The Girl on the Train
By Paula Hawkins
Both Gillian Flynn and Paula Hawkins love to play with the fallibility of memory by delivering their twisty storylines through unreliable narrators and from multiple perspectives, as Flynn did in Gone Girl and Hawkins did in her debut psychological thriller, The Girl on the Train. Hawkins’ novel — which was named a USA Today Book of the Year and made into a Hollywood blockbuster starring Emily Blunt — topped the New York Times fiction list for months after its release in 2015. The novel begins with Rachel, a troubled woman who swears she sees a shocking event from the window of her daily commuter train.

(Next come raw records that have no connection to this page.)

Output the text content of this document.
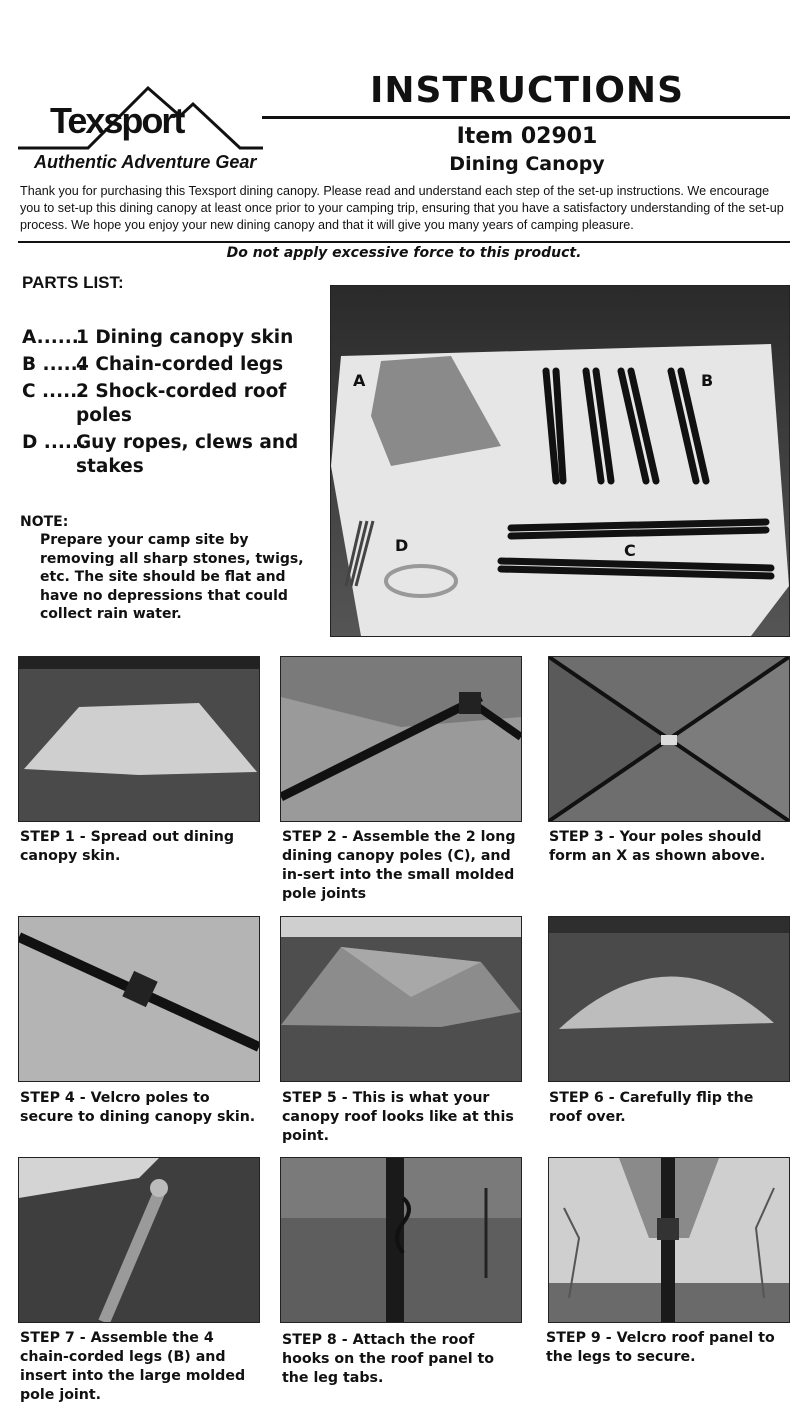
Texsport
Authentic Adventure Gear
INSTRUCTIONS
Item 02901
Dining Canopy
Thank you for purchasing this Texsport dining canopy. Please read and understand each step of the set-up instructions. We encourage you to set-up this dining canopy at least once prior to your camping trip, ensuring that you have a satisfactory understanding of the set-up process. We hope you enjoy your new dining canopy and that it will give you many years of camping pleasure.
Do not apply excessive force to this product.
PARTS LIST:
A......
1 Dining canopy skin
B ......
4 Chain-corded legs
C ......
2 Shock-corded roof poles
D ......
Guy ropes, clews and stakes
NOTE:
Prepare your camp site by removing all sharp stones, twigs, etc. The site should be flat and have no depressions that could collect rain water.
A	B
C
D
STEP 1 - Spread out dining canopy skin.
STEP 2 - Assemble the 2 long dining canopy poles (C), and in-sert into the small molded pole joints
STEP 3 - Your poles should form an X as shown above.
STEP 4 - Velcro poles to secure to dining canopy skin.
STEP 5 - This is what your canopy roof looks like at this point.
STEP 6 - Carefully flip the roof over.
STEP 7 - Assemble the 4 chain-corded legs (B) and insert into the large molded pole joint.
STEP 8 - Attach the roof hooks on the roof panel to the leg tabs.
STEP 9 - Velcro roof panel to the legs to secure.
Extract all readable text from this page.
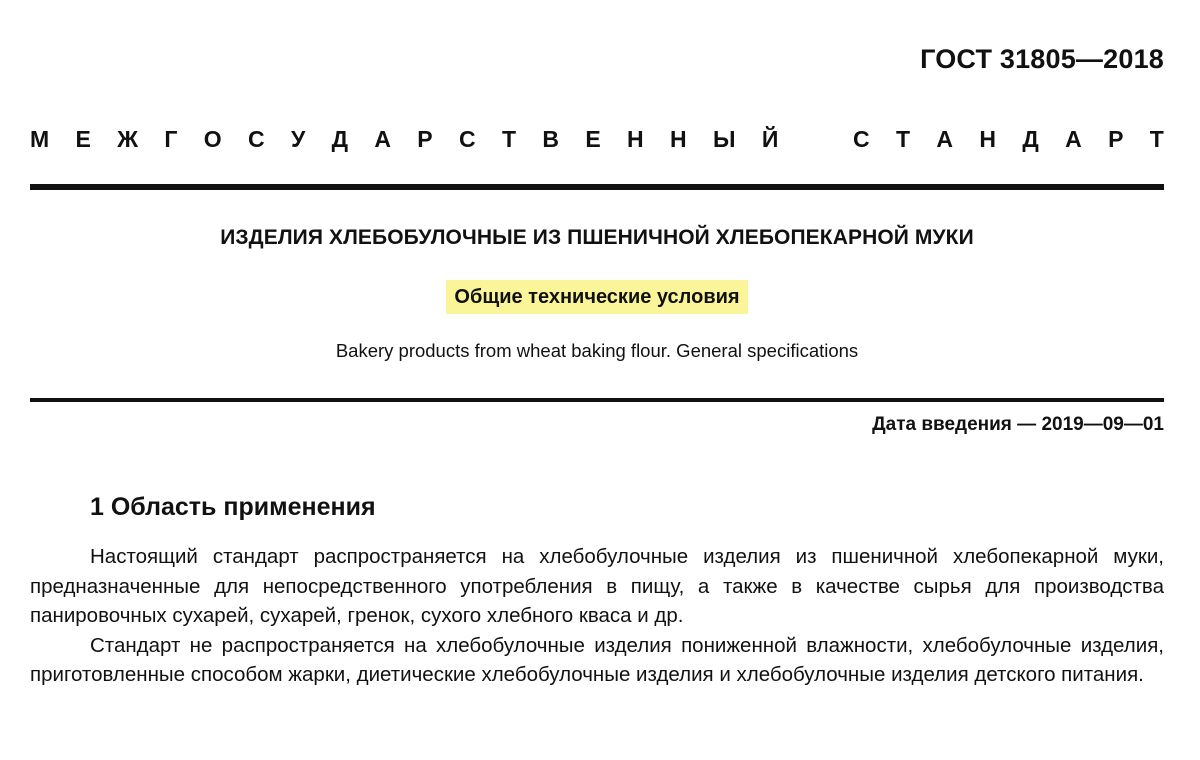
ГОСТ 31805—2018
М Е Ж Г О С У Д А Р С Т В Е Н Н Ы Й	С Т А Н Д А Р Т
ИЗДЕЛИЯ ХЛЕБОБУЛОЧНЫЕ ИЗ ПШЕНИЧНОЙ ХЛЕБОПЕКАРНОЙ МУКИ
Общие технические условия
Bakery products from wheat baking flour. General specifications
Дата введения — 2019—09—01
1 Область применения

Настоящий стандарт распространяется на хлебобулочные изделия из пшеничной хлебопекарной муки, предназначенные для непосредственного употребления в пищу, а также в качестве сырья для производства панировочных сухарей, сухарей, гренок, сухого хлебного кваса и др.

Стандарт не распространяется на хлебобулочные изделия пониженной влажности, хлебобулочные изделия, приготовленные способом жарки, диетические хлебобулочные изделия и хлебобулочные изделия детского питания.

Hawkins’ follow-up novel, Into the Water, unfurls its many-layered mystery from the perspective of nearly a dozen characters, similar to the multifaceted narration at play in Flynn’s murder mystery Dark Places.
Before I Go to Sleep
By S.J. Watson
Similar to Flynn, S.J. Watson incorporates elements of trauma, identity, and memory into his work. These themes are at the forefront of Watson’s debut novel, Before I Go to Sleep, a New York Times bestseller. The novel centers on Christine Lucas, a middle-aged married woman who suffers from amnesia. Christine is working with a doctor to recover her memories, which she loses every night after she falls asleep. But as she pieces her broken life back together with the help of a secret journal, Christine begins to suspect that those around her aren’t telling the truth about her perplexing condition. Watson’s other two novels — Second Life and Final Cut — are thought-provoking psychological thrillers that Flynn fans are sure to like too.
All the Missing Girls
By Megan Miranda
Completing our list of authors like Gillian Flynn is Megan Miranda, the bestselling author of the YA Fracture series as well as a handful of very good stand-alone adult mystery novels. Both Flynn and Miranda center their work on complicated women and highlight the search for the truth amid the darkness. In Flynn’s Sharp Objects, the main character is a journalist whose inner demons and unresolved family drama bubble to the surface as she investigates a double murder in her hometown. Miranda unfolds an equally compelling narrative in All The Missing Girls. The novel centers on Nicolette “Nic” Farrell. A decade ago, Nic escaped her rural hometown after her best friend vanished without a trace; now she’s back to care for her ailing father and reconnect with her estranged loved ones. Soon after her arrival, however, a close neighbor disappears, reviving buried traumas and plunging Nic back into a deepening mystery.